The Dyett Twelve have not stayed silent in their protest. Every day, huddled in chairs outside the school, they hold “teach-ins” where the hunger strikers along with a growing number of supporters speak truth to power. They have spoken loud and clear about the racism of the treatment of black citizens by the Board of Education. The Dyett Twelve have shouted out the injustices happening in schools serving black and brown children in this city. They have looked to their elders, who were fighting for better schools sixty years ago and asked, “How is it 2015 and we are still forced to put our bodies on the line to get an education for our children?” They have gone to the Board hungry and weak and told the glaring truth: that they have not been granted this proposal because they “made the mistake of being born black.”

People all over the globe have responded to this hunger strike with outpourings of support. Places like South Africa, Chile, and Puerto Rico are sending solidarity photos. Twitter and Facebook are alight with the hashtags #FightForDyett and #WeAreDyett, which are topping the trending charts. But the hunger strikers are becoming dangerously ill. Three members have already been rushed to the hospital.

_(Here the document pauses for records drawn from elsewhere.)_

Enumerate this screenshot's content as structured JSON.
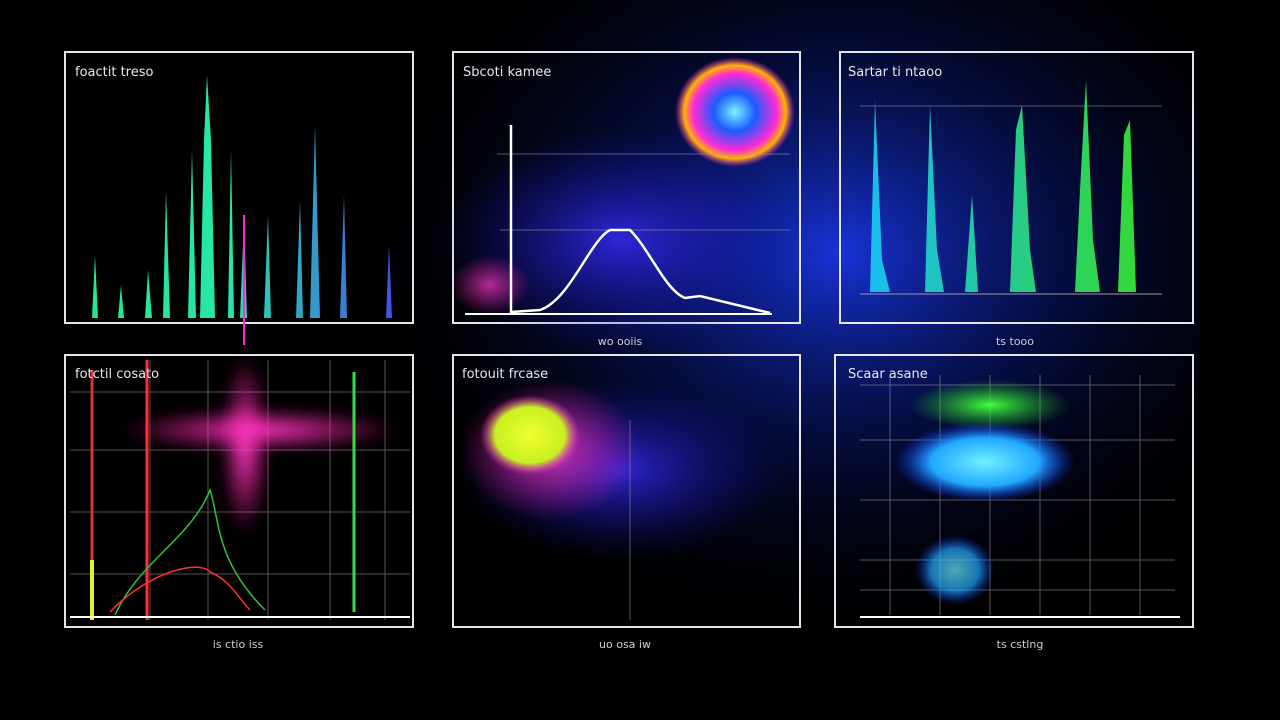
{
  "panels": [
    {
      "title": "foactit treso",
      "x_label": null
    },
    {
      "title": "Sbcoti kamee",
      "x_label": "wo ooiis"
    },
    {
      "title": "Sartar ti ntaoo",
      "x_label": "ts tooo"
    },
    {
      "title": "fotctil cosato",
      "x_label": "is ctio iss"
    },
    {
      "title": "fotouit frcase",
      "x_label": "uo osa iw"
    },
    {
      "title": "Scaar asane",
      "x_label": "ts cstlng"
    }
  ]
}
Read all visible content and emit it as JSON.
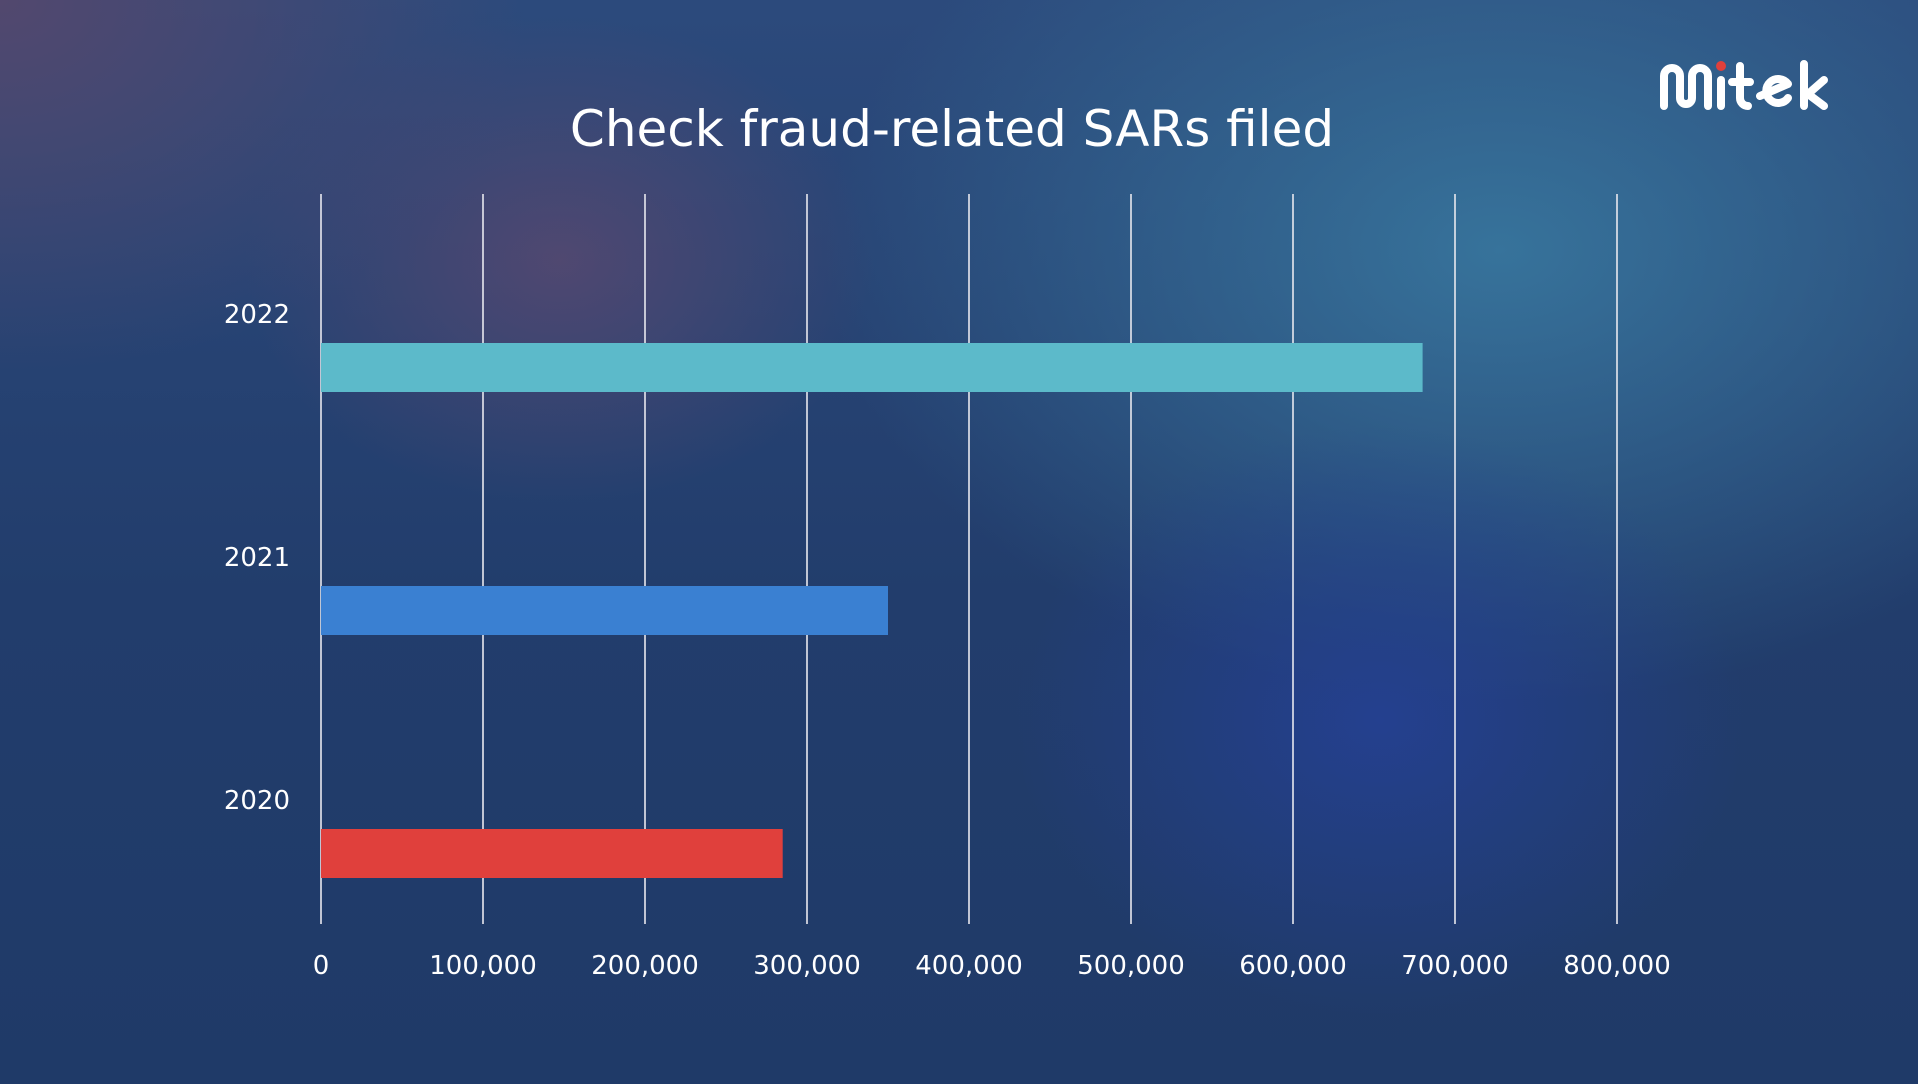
{
  "logo_text": "Mitek",
  "chart_data": {
    "type": "bar",
    "orientation": "horizontal",
    "title": "Check fraud-related SARs filed",
    "categories": [
      "2022",
      "2021",
      "2020"
    ],
    "values": [
      680000,
      350000,
      285000
    ],
    "colors": [
      "#5cbaca",
      "#3a80d2",
      "#e0403c"
    ],
    "xlim": [
      0,
      800000
    ],
    "xticks": [
      "0",
      "100,000",
      "200,000",
      "300,000",
      "400,000",
      "500,000",
      "600,000",
      "700,000",
      "800,000"
    ],
    "grid": true,
    "xlabel": "",
    "ylabel": ""
  }
}
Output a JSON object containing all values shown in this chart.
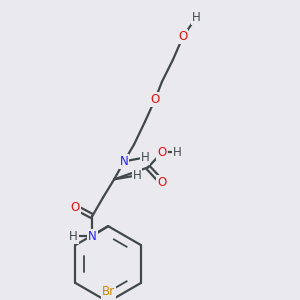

On Thursday, a letter signed by 17 doctors and nurses, including a retired chief medical officer for the Cook County Department of Public Health, was delivered to Rahm Emanuel’s office. The letter urged him to take action to end the hunger strike, saying in part, “We consider the current situation to be a deepening health emergency in our city. It is one you can abate by reaching out to the strikers, entertaining their grievances and accepting their proposal.”

(Photo: Sarah Jane Rhee)(Photo: Sarah Jane Rhee)

Emanuel’s only response thus far has been to stress how underutilized the area’s schools are. Under-utilization is a familiar refrain in Chicago, where the Emanuel administration has repeated the same talking point in the face of countless pleas from community members, begging not to lose their schools and clinics. The argument is often taken at face value by those who aren’t aware that efforts to drive people away from public resources and community hubs, such as schools and public clinics, are fueled by a city-wide push toward privatization. The “new Chicago” that Emanuel has long claimed to be building caters to private interests, even as residents who’ve lost their clinics fall through the cracks, and perish, just as they warned they would. Children lose their music and art programs, their teachers and their school librarians – and finally their schools, which have long been the beating hearts of their communities. Emanuel’s response today has thus far been no different than it was when mental health clinic patient Helen Morley warned him, “You’re killing us!” in 2012.

Morley later died after losing her clinic, just as she predicted.

Once again, the mayor’s efforts to shuffle community members through his reimagined, profit driven Chicago have become a matter of life and death. Once again, a struggle for dignity, survival and community itself is playing out in the public eye, garnering headlines and prompting widespread pleas that the mayor rethink his position. But the great question remains: How far will Rahm Emanuel and his unelected school board go to deny this community a fully public, democratic school? Will CPS continue to force these justice seekers to put their lives on the line in order to complete the neoliberal takeover of prime Lakefront property? When will CPS do what is right and approve the Coalition for the Revitalization of Dyett High School proposal? This is how it works in Chicago. The powerful try to crush the people. And the people resist.

We’re not going to stand for it. Are you?